Overview
Skills
Job Details
Job Title: CloudOps RunOps Engineer Location: New York, NY (Hybrid 3 Days Onsite)
Job Overview:
We are seeking a proactive and detail-oriented CloudOps RunOps Engineer to join our growing infrastructure and operations team. This role will focus on enhancing the operational stability, automation, and resiliency of our cloud and hybrid environments.

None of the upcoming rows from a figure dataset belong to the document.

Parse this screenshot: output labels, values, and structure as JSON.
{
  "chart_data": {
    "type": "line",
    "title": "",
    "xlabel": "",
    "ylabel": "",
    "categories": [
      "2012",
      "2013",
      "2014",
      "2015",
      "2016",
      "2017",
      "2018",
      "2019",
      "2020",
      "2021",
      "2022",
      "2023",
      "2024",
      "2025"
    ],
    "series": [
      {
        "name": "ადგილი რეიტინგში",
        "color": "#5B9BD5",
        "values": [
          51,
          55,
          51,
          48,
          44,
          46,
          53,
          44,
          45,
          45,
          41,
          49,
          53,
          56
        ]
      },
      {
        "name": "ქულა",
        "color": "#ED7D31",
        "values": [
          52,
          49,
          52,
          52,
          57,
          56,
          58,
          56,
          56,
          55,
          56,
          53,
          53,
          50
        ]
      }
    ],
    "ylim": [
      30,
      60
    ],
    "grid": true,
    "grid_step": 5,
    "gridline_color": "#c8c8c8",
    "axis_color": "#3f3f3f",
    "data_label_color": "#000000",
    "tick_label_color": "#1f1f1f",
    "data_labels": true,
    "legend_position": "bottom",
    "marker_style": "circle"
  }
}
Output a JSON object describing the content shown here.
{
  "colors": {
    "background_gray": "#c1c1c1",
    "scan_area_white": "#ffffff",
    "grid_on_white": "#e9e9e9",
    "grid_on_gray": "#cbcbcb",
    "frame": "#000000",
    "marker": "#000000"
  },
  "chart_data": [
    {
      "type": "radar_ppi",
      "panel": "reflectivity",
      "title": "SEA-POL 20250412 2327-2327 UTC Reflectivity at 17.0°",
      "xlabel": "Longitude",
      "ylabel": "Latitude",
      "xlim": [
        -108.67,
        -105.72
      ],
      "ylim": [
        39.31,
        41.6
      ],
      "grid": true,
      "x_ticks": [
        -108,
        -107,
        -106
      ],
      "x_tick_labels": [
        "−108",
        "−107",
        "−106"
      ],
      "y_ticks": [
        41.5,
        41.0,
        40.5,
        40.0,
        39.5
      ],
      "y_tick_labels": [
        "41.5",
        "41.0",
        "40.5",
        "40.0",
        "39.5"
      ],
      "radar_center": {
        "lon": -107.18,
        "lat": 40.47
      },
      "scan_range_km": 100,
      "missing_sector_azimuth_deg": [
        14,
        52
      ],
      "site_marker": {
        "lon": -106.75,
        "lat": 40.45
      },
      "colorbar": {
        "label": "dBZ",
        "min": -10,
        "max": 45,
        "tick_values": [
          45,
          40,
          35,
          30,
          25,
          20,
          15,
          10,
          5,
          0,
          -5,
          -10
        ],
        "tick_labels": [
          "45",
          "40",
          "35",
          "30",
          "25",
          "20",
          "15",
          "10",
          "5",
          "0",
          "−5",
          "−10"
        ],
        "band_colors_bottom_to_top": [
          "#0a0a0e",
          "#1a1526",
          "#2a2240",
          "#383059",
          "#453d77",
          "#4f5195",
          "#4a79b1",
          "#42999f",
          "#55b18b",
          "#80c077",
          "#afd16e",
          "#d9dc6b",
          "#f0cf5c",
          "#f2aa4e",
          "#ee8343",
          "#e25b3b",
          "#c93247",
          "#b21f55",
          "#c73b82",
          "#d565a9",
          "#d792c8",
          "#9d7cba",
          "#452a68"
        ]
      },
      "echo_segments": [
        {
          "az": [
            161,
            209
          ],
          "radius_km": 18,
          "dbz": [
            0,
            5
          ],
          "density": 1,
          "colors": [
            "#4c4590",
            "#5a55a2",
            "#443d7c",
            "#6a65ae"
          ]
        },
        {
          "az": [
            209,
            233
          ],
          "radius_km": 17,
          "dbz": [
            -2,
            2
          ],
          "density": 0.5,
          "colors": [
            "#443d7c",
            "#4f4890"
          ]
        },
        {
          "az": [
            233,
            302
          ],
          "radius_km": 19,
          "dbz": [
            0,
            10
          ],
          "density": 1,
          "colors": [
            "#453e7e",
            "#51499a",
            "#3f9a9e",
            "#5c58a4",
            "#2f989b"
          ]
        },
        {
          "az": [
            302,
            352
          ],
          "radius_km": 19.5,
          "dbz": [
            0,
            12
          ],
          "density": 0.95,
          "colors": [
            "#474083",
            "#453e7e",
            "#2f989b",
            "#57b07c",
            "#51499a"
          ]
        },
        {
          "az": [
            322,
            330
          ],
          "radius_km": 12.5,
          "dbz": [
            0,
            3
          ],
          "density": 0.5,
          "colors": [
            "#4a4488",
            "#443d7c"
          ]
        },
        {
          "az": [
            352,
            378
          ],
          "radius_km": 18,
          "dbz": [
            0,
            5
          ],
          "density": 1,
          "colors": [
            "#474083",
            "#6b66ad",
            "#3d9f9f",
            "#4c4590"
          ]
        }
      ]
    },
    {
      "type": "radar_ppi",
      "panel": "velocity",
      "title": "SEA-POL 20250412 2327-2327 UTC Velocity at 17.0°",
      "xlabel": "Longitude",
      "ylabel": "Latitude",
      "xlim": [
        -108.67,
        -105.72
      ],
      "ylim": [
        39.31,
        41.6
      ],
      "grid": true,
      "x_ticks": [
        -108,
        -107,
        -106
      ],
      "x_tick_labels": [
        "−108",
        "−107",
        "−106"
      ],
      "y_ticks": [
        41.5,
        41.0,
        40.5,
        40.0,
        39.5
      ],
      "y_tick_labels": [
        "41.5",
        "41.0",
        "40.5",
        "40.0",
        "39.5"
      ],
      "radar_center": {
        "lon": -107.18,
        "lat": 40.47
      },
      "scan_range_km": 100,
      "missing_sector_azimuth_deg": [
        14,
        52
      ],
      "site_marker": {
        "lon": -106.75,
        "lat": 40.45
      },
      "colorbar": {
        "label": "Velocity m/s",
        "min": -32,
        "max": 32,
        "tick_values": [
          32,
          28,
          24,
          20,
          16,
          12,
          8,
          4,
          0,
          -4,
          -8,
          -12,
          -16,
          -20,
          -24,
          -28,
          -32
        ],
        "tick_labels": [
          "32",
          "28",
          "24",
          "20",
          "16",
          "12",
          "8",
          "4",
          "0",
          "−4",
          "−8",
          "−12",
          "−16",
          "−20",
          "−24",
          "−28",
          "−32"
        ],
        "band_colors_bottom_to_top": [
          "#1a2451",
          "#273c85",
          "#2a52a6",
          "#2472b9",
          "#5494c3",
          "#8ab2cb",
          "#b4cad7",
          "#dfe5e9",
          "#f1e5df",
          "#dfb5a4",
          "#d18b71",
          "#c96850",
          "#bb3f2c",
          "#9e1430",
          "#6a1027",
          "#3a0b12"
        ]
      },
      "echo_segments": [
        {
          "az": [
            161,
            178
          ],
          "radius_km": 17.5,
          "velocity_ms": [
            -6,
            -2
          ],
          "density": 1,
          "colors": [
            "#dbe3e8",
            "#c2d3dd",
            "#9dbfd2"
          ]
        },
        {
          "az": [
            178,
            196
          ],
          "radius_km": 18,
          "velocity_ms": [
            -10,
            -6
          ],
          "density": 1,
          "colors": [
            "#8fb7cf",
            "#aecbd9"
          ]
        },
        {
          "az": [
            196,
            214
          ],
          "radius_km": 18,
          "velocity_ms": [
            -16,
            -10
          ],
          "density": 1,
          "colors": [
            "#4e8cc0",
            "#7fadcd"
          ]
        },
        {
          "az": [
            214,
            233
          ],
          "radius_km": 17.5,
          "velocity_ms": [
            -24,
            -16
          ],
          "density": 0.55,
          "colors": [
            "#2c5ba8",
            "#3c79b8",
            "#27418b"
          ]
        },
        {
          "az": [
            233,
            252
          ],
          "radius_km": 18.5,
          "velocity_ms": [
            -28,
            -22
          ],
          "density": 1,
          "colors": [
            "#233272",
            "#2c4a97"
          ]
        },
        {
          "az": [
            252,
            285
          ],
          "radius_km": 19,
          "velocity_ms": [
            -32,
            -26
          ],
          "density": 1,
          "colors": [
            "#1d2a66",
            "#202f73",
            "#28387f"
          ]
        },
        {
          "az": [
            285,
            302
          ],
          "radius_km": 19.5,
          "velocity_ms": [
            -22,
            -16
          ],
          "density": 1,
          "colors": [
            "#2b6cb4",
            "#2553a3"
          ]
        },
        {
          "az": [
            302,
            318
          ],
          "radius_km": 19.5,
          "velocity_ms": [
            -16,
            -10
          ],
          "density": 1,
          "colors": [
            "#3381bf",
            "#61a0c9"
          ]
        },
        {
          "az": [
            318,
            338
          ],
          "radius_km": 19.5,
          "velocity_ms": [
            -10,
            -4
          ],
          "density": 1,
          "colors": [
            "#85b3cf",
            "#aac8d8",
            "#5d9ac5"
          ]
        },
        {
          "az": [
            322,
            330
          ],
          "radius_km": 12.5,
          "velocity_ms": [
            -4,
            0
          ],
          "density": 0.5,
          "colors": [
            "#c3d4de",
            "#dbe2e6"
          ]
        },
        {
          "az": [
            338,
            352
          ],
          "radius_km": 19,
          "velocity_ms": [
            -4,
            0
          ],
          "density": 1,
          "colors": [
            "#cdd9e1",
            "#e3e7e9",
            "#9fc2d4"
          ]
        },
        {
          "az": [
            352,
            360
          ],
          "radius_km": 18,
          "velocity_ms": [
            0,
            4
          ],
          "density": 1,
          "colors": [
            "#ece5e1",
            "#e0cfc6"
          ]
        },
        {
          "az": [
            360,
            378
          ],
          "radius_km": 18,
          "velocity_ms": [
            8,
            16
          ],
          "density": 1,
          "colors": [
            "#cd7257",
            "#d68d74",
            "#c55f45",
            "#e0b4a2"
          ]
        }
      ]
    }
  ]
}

The ideal candidate will work closely with Cloud, Platform, and Application teams to support production environments through automation and observability tools.
Key Responsibilities:
Maintain and enhance Day 0/1 Infrastructure-as-Code (IaC) modules and cloud provisioning templates.
Support and automate Day 2 operations such as monitoring, patching, backups, and system recovery.
Provide Level 2/3 support for cloud infrastructure (primarily AWS), OS (Windows/Linux), and PaaS services.
Partner with Site Reliability Engineering (SRE) and application teams to improve system reliability and operational readiness.
Implement and support observability and incident response tools such as New Relic and PagerDuty.
Participate in incident triage, root cause analysis, and post-incident reviews.
Develop and maintain RunOps documentation, including playbooks and knowledge base articles.
Required Skills & Experience:
Hands-on experience with AWS (preferred), Azure, or Google Cloud Platform (Google Cloud Platform).
Proficient in Infrastructure as Code tools (Terraform, Ansible).
Strong scripting abilities in Python, Bash, or PowerShell.
Knowledge of CI/CD pipelines and DevOps best practices.
Familiar with monitoring and ITSM tools like New Relic, PagerDuty, and ServiceNow.
Exposure to IDP (Internal Developer Platform) tools and developer enablement frameworks.
Experience using GitHub Copilot or similar AI-based coding tools for automation.
Solid understanding of ITIL processes, incident/change management, and system operations.
Excellent problem-solving, troubleshooting, and communication skills.